Early transcription from the maternal genome controlling blastomere integrity in mouse two-cell-stage embryos

Abstract

Blastomere cytofragmentation in mammalian embryos poses a significant problem in applied and clinical embryology. Mouse two-cell-stage embryos display strain-dependent differences in the rate of cytofragmentation, with a high rate observed in C3H/HeJ embryos and a lower rate observed in C57BL/6 embryos. The maternally inherited genome exerts the strongest effect on the process, with lesser effects mediated by the paternally inherited genome and the ooplasm. The effect of the maternal genome is transcription dependent and independent of the mitochondrial strain of origin.
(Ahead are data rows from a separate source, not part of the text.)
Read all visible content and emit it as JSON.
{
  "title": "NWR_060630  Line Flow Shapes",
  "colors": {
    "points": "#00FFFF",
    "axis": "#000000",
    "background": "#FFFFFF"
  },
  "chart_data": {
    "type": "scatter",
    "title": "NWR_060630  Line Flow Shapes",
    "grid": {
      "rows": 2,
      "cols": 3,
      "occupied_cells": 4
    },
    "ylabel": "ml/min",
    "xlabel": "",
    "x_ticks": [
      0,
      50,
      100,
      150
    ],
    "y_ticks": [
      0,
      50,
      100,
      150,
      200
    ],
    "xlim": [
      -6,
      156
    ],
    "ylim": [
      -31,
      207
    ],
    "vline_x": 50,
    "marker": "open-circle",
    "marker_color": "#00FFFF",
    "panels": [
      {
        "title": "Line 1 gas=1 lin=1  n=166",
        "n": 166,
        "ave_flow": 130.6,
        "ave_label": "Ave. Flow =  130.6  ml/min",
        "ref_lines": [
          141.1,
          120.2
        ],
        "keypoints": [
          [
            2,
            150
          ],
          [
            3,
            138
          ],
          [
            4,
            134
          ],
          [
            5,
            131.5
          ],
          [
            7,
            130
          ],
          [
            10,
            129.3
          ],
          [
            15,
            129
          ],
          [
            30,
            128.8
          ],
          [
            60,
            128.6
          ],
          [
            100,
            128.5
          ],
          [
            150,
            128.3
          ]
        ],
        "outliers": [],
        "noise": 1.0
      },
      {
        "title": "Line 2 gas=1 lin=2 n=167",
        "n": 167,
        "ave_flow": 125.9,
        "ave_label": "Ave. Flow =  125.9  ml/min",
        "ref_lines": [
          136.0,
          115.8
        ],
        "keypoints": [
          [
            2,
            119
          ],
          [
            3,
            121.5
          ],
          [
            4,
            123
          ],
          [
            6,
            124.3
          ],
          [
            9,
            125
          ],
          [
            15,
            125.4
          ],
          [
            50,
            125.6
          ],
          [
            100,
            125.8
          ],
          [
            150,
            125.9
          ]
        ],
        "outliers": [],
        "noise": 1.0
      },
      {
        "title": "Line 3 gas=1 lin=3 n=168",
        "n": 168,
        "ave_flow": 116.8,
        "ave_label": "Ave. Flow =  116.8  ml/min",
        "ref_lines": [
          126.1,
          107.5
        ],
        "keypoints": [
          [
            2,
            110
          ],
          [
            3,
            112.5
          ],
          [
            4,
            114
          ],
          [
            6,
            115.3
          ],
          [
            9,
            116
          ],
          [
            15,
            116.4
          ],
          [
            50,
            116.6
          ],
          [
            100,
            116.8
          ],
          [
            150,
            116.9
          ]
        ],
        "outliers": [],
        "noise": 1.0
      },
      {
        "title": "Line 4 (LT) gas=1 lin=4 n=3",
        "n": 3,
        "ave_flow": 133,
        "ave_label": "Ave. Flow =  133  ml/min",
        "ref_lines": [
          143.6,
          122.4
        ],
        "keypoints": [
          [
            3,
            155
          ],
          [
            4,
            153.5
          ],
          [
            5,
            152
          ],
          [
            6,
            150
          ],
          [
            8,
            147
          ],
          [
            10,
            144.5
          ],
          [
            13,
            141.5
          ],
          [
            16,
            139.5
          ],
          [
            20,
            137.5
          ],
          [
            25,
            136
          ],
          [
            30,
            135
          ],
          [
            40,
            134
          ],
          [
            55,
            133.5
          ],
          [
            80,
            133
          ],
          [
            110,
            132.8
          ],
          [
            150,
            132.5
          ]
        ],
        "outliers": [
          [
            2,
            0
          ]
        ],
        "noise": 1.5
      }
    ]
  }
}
To identify molecular mechanisms that underlie cytofragmentation, we evaluated transcriptional activities of embryos possessing maternal pronuclei (mPN) of different origins. The mPN from C57BL/6 and C3H/HeJ strains directed specific transcription at the two-cell stage of mRNAs corresponding to 935 and 864 Affymetrix probe set IDs, respectively. Comparing transcriptomes of two-cell-stage embryos with different mPN revealed 64 transcribed genes with differential expression (1.4-fold or greater). Some of these genes occupy molecular pathways that may regulate cytofragmentation via a combination of effects related to apoptosis and effects on the cytoskeleton. These results implicate specific molecular mechanisms that may regulate cytofragmentation in early mammalian embryos. The most striking effect of mPN strain of origin on gene expression was on adenylate cyclase 2 (Adcy2). Treatment with dibutyryl cAMP (dbcAMP) elicits a high rate and severe form of cytofragmentation, and the effective dbcAMP concentration varies with maternal genotype. An activator of exchange proteins directly activated by cAMP (EPACs, or RAPGEF 3 and 4) 8-pCPT-2'-O-methyl-cAMP, elicits a high level of fragmentation while the PKA-specific activator N6-benzoyl-cAMP does not. Inhibition of A kinase anchor protein activities with st-Ht31 induces fragmentation. Inhibition of phosphatidylinositol 3-kinase signaling also induces fragmentation. These results reveal novel mechanisms by which maternal genotype affects cytofragmentation, including a system of opposing signaling pathways that most likely operate by controlling cytoskeletal function.

Fig. 1.

Hierarchical clustering of untreated [having C57BL/6 (B6) ooplasm, B6 paternal pronuclei, and either B6 (BBB) or C3H/HeJ (BCB) maternal pronuclei] and α-amanitin-treated (BBB+a and BCB+a) two-cell embryos after filtering for presence call in at least 3 out of 4 replicates of at least one of the conditions.

Fig. 2.

Comparison of array results and quantitative real-time RT-PCR (qRT-PCR) results showing differences in mRNA expression between BBB and BCB two-cell embryos. Q, qualitative difference, not detected in BBB.

Fig. 3.

qRT-PCR assays of mRNA expression in BCB and BBC two-cell embryos. The BCB embryos were produced by maternal pronuclear transfer and the BBC embryos were produced by intracytoplasmic sperm injection of C3H/HeJ sperm into B6 eggs.

Fig. 4.

qRT-PCR assays of mRNA expression in C3H/HeJ gynogenetic (Gy) and C3H/HeJ androgenetic (An) two-cell embryos. Constructs were prepared using C3HXC3H zygotes.

Fig. 5.

Confocal microscopic imaging of the caspase activation in grade 1–3 fragmented two-cell-stage embryos with or without dibutyryl (db)cAMP treatment. The green fluorescence shows the caspase activity of each embryo and the corresponding panels with red fluorescence show DNA stained with propidium iodide.